A child fell about 30 feet from a 1000-foot dual zip line at Camelback Resort on May 14 and was flown to Lehigh Valley Hospital. An investigation has been underway for more than two months, but no details have been released to date. In a prepared statement, Camelback said, “The resort is working closely with local authorities on an operational review.”
The Pennsylvania Department of Agriculture division of amusement rides and attractions has been investigating the incident, according to supervisor Joseph Filoromo. The zip line has been closed during the investigation, and remained closed in mid-August.
On July 24, a man who is reported to be an employee, was injured while zipping at Adventure Hilton Head, S.C., after colliding with a backhoe. According to several reports, rescue personnel found him sitting on a zip line tower, conscious and alert, but complaining of pain in his ribs and one of his legs. After examining his injuries, rescue personnel put him in a stokes basket with spine board and used a 35-foot extension ladder to lower him to the ground. He was taken to a hospital in Savannah, S.C., for evaluation and treatment.
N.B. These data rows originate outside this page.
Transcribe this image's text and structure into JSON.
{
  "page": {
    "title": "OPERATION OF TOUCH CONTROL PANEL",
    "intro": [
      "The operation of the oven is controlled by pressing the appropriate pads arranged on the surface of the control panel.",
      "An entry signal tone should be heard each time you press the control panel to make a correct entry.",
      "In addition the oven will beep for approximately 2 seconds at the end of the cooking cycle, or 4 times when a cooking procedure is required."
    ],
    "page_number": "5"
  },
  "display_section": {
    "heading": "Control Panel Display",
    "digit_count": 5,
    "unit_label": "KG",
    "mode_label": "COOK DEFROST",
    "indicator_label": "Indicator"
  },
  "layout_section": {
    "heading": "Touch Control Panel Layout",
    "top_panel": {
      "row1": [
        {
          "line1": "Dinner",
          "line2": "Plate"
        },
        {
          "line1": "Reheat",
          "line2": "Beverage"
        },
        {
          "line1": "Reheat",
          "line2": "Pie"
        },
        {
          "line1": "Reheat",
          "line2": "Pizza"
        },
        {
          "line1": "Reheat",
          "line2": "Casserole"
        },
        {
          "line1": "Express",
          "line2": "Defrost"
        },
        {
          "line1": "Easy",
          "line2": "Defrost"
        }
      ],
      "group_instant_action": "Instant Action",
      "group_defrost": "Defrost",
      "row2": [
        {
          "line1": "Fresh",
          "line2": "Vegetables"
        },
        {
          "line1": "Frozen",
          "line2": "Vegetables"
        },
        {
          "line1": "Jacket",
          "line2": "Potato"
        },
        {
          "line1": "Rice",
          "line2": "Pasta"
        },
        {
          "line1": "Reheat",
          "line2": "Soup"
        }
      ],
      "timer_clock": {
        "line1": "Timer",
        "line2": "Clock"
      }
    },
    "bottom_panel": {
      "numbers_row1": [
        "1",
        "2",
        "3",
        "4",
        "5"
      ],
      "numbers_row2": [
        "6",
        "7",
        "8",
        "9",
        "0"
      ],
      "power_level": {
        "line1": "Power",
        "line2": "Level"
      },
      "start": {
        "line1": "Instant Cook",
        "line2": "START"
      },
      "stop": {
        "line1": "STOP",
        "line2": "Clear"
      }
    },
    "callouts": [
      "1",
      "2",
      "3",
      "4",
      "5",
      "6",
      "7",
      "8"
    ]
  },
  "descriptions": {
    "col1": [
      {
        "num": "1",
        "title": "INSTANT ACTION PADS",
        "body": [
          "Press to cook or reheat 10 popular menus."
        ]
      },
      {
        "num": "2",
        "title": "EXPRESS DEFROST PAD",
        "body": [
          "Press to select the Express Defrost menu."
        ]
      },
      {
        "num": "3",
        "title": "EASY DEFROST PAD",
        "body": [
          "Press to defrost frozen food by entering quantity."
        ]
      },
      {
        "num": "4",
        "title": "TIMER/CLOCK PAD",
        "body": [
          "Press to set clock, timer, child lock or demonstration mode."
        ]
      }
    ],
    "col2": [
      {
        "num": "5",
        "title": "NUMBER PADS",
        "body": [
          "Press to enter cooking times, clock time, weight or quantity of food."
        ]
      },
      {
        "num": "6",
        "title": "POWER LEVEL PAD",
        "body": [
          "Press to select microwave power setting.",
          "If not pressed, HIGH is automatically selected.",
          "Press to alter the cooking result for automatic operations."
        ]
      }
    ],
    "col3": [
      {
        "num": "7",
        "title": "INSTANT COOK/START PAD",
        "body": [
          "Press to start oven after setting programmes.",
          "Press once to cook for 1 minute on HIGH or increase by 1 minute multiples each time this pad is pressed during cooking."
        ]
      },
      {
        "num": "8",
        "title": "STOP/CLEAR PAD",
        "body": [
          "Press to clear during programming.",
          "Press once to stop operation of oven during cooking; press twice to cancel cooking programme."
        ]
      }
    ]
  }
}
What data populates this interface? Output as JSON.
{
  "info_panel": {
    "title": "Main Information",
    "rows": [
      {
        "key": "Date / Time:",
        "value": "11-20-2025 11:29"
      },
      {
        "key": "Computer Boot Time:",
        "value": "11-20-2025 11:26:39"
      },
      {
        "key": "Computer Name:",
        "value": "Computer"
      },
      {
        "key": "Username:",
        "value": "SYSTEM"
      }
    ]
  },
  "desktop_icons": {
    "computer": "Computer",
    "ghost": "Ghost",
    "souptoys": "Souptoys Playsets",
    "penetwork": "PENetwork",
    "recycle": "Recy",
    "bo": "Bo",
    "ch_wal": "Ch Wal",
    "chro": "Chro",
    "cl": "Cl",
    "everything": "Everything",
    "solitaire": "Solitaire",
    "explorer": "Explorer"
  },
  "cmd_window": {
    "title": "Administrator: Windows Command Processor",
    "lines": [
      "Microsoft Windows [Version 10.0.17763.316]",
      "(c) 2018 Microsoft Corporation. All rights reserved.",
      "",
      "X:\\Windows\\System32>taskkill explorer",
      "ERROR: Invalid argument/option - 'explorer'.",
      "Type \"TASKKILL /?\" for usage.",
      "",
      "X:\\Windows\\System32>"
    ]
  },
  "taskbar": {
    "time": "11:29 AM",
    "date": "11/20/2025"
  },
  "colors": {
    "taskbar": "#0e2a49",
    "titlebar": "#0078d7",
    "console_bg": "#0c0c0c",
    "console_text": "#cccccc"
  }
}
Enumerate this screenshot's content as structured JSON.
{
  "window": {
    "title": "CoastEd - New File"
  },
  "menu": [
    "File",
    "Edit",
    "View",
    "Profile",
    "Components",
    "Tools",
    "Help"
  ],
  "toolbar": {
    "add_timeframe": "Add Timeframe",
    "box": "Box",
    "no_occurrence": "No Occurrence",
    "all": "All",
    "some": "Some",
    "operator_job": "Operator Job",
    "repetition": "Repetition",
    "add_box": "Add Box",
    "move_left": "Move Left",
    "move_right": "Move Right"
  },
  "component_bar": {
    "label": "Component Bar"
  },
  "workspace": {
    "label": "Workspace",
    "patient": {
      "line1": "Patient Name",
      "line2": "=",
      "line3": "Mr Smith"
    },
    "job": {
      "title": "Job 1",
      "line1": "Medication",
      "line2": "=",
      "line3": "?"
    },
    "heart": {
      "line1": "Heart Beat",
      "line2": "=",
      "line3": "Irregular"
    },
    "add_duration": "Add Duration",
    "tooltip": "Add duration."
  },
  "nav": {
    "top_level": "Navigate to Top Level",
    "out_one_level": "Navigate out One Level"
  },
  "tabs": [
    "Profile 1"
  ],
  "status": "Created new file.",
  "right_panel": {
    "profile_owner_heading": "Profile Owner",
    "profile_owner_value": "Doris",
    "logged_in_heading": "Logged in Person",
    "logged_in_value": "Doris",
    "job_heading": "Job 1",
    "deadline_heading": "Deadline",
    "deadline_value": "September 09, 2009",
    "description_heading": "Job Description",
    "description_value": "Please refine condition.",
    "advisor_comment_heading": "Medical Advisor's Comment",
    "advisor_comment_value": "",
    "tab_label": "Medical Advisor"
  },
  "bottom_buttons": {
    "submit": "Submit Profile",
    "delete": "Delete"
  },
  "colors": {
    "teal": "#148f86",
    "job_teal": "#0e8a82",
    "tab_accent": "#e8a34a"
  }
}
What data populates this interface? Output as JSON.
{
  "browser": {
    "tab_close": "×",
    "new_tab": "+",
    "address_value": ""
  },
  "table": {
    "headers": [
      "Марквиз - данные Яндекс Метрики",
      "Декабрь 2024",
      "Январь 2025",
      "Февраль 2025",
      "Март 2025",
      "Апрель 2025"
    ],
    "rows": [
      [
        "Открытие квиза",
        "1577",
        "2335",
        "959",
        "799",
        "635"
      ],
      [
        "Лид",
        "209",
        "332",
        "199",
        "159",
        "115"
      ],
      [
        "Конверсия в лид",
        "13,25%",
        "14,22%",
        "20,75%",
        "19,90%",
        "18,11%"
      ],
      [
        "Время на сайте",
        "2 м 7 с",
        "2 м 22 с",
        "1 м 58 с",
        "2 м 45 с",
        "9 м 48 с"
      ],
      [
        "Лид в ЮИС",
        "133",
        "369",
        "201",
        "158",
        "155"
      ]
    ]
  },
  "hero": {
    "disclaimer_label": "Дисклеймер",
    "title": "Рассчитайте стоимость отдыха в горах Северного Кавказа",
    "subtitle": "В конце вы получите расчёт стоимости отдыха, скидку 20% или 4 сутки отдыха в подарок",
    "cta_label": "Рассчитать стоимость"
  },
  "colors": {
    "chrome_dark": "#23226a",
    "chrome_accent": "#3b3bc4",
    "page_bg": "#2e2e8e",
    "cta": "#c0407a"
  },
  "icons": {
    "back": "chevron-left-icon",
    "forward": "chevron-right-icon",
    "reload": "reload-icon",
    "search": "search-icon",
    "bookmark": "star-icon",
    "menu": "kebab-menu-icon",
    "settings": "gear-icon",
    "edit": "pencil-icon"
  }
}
According to its Facebook page, Adventure Hilton Head has eight zip lines, though its website currently says the tour includes only seven lines, along with two suspended sky bridges. The two-hour canopy tour is set among the park’s oaks and pines. A Facebook post says that the park has been building a go-kart track, but it is not known whether the backhoe was involved in that project.
As of mid-August, the tour appeared to be closed, and the go-kart track had not yet opened. The park’s aerial challenge course was operating, however.